Editor's note: The following is a guest article from Gartner drawing on analyst insights from the top 10 security projects for 2019.
Security and risk management (SRMs) leaders often struggle with balancing and prioritizing investments across technology, people and processes. Security teams incorrectly assume they can successfully implement new projects without first properly verifying that they have foundational security capabilities and risk assessments in place.
Here are the top 10 security projects for 2019, five of which pictured in the second row of the graphic below are brand new or modified projects from last year:
Project No. 1: Privileged access management (PAM)
PAM projects should help organizations discover and apply appropriate controls to privileged accounts so hackers have a hard time accessing them.
PAM projects must support on-premises, hybrid and cloud environments and, at a minimum, use multifactor authentication (MFA) for all administrators and third-parties. SRM leaders can prioritize privileged access accounts through a risk-based approach (high value, high risk).
Project No. 2: Continuous adaptive risk and trust assessment (CARTA) Inspired Vulnerability Management
Based on the continuous adaptive risk and trust assessment (CARTA) approach, SRM leaders need to embrace a strategic approach where security is adaptive.
Obviously, security teams cannot patch every single vulnerability that pops up, but can significantly reduce risk by properly prioritizing the crossroad between the business value of IT and the risk associated, rather than the vulnerability alone. Look at current threat and vulnerability management products and processes to accomplish this.
Project No. 3: Detection and responses
There is no such thing as "perfect protection," but detection and response projects that consider data management and indicators of compromise (IOCs) are certainly heading that way.
Look to endpoint protection platform (EPP) vendors to provide endpoint detection and response (EDR) capabilities, then determine which capabilities will best integrate with the rest of the security program.
Project No. 4: Cloud security posture management (CSPM)
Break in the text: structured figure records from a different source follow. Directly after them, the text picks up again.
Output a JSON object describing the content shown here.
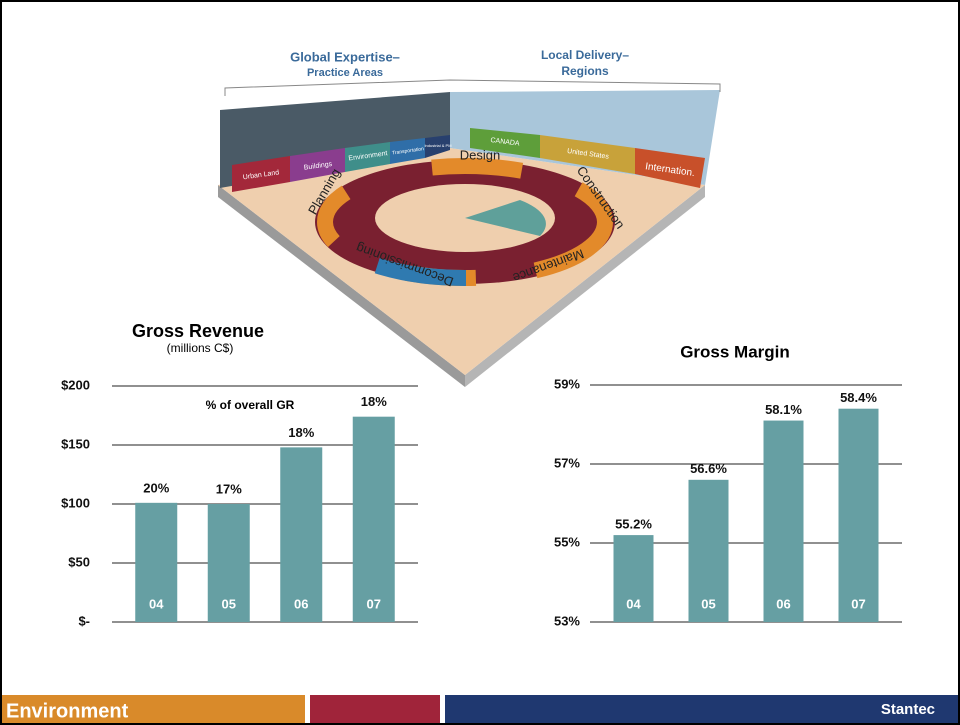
{
  "diagram": {
    "left_heading": [
      "Global Expertise–",
      "Practice Areas"
    ],
    "right_heading": [
      "Local Delivery–",
      "Regions"
    ],
    "practice_areas": [
      "Urban Land",
      "Buildings",
      "Environment",
      "Transportation",
      "Industrial & PM"
    ],
    "regions": [
      "CANADA",
      "United States",
      "Internation."
    ],
    "lifecycle": [
      "Design",
      "Construction",
      "Maintenance",
      "Decommissioning",
      "Planning"
    ]
  },
  "chart_data": [
    {
      "type": "bar",
      "title": "Gross Revenue",
      "subtitle": "(millions C$)",
      "categories": [
        "04",
        "05",
        "06",
        "07"
      ],
      "values": [
        101,
        100,
        148,
        174
      ],
      "color": "#669fa3",
      "ylim": [
        0,
        200
      ],
      "yticks": [
        {
          "value": 0,
          "label": "$-"
        },
        {
          "value": 50,
          "label": "$50"
        },
        {
          "value": 100,
          "label": "$100"
        },
        {
          "value": 150,
          "label": "$150"
        },
        {
          "value": 200,
          "label": "$200"
        }
      ],
      "grid": true,
      "annotation": "% of overall GR",
      "share_labels": [
        "20%",
        "17%",
        "18%",
        "18%"
      ]
    },
    {
      "type": "bar",
      "title": "Gross Margin",
      "categories": [
        "04",
        "05",
        "06",
        "07"
      ],
      "values": [
        55.2,
        56.6,
        58.1,
        58.4
      ],
      "value_labels": [
        "55.2%",
        "56.6%",
        "58.1%",
        "58.4%"
      ],
      "color": "#669fa3",
      "ylim": [
        53,
        59
      ],
      "yticks": [
        {
          "value": 53,
          "label": "53%"
        },
        {
          "value": 55,
          "label": "55%"
        },
        {
          "value": 57,
          "label": "57%"
        },
        {
          "value": 59,
          "label": "59%"
        }
      ],
      "grid": true
    }
  ],
  "footer": {
    "section": "Environment",
    "brand": "Stantec"
  }
}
The vast majority of successful attacks on cloud services are the result of customer misconfiguration, mismanagement and mistakes. SRM leaders should invest in CPSM processes and tools to proactively and reactively identify and remediate these risks.
Project No. 5: Cloud access security broker (CASBs)
Organizations that have adopted multiple software as a service (SaaS) applications can use CASBs to increase visibility and control across multiple cloud-based services.
Project No. 6: Business email compromise (BEC)
This is the first of the new wave of security projects for 2019. SRM leaders who have problems with both phishing attacks and poorly defined business processes could benefit from a BEC project.
BEC projects should focus on both email technical controls and a better understanding of organization-specific process breakdowns, such as email-only approvals for financial transactions or data disclosures.
Project No. 7: Dark data discovery
While it's natural for SRM leaders to have an unknown amount of dark data — data that provides little value and an unmeasured amount of risk — they can still work toward reducing their data footprint and looking at vendors that support data consolidation and storage.
One strong driver for dark data discovery is gaining the ability to reduce organizational risk exposure to the General Data Protection Regulation (GDPR) and other privacy regulations.
Project No. 8: Security incident response
Since security incidents are a natural byproduct of today's digital business, a security project in 2019 should include updating security incident response policies and procedures, or completely reworking those responses based on a variety of evolving factors.
Ongoing assessment of an organization's current level of incident preparedness is never a waste of time.
Project No. 9: Container security
To ensure all containers are scanned for vulnerabilities and configuration issues automatically before being released into production, security teams tasked with securing containers must harden the continuous integration/continuous delivery (CI/CD) pipeline.
Look at container security that can secure multiple container deployments, especially emerging container as a service offerings.
Project No. 10: Security ratings services
As digital transformation matures, the risks associated with complex ecosystems become an integral part of the business. It is no longer just about the internal security and risk posture of an organization, but about the posture of suppliers, regulators, customers, business partners and platforms.
As a result, SRM leaders should leverage security rating services as an additional data point to provide continuous, independent scoring for their overall digital ecosystem — public facing assets and otherwise.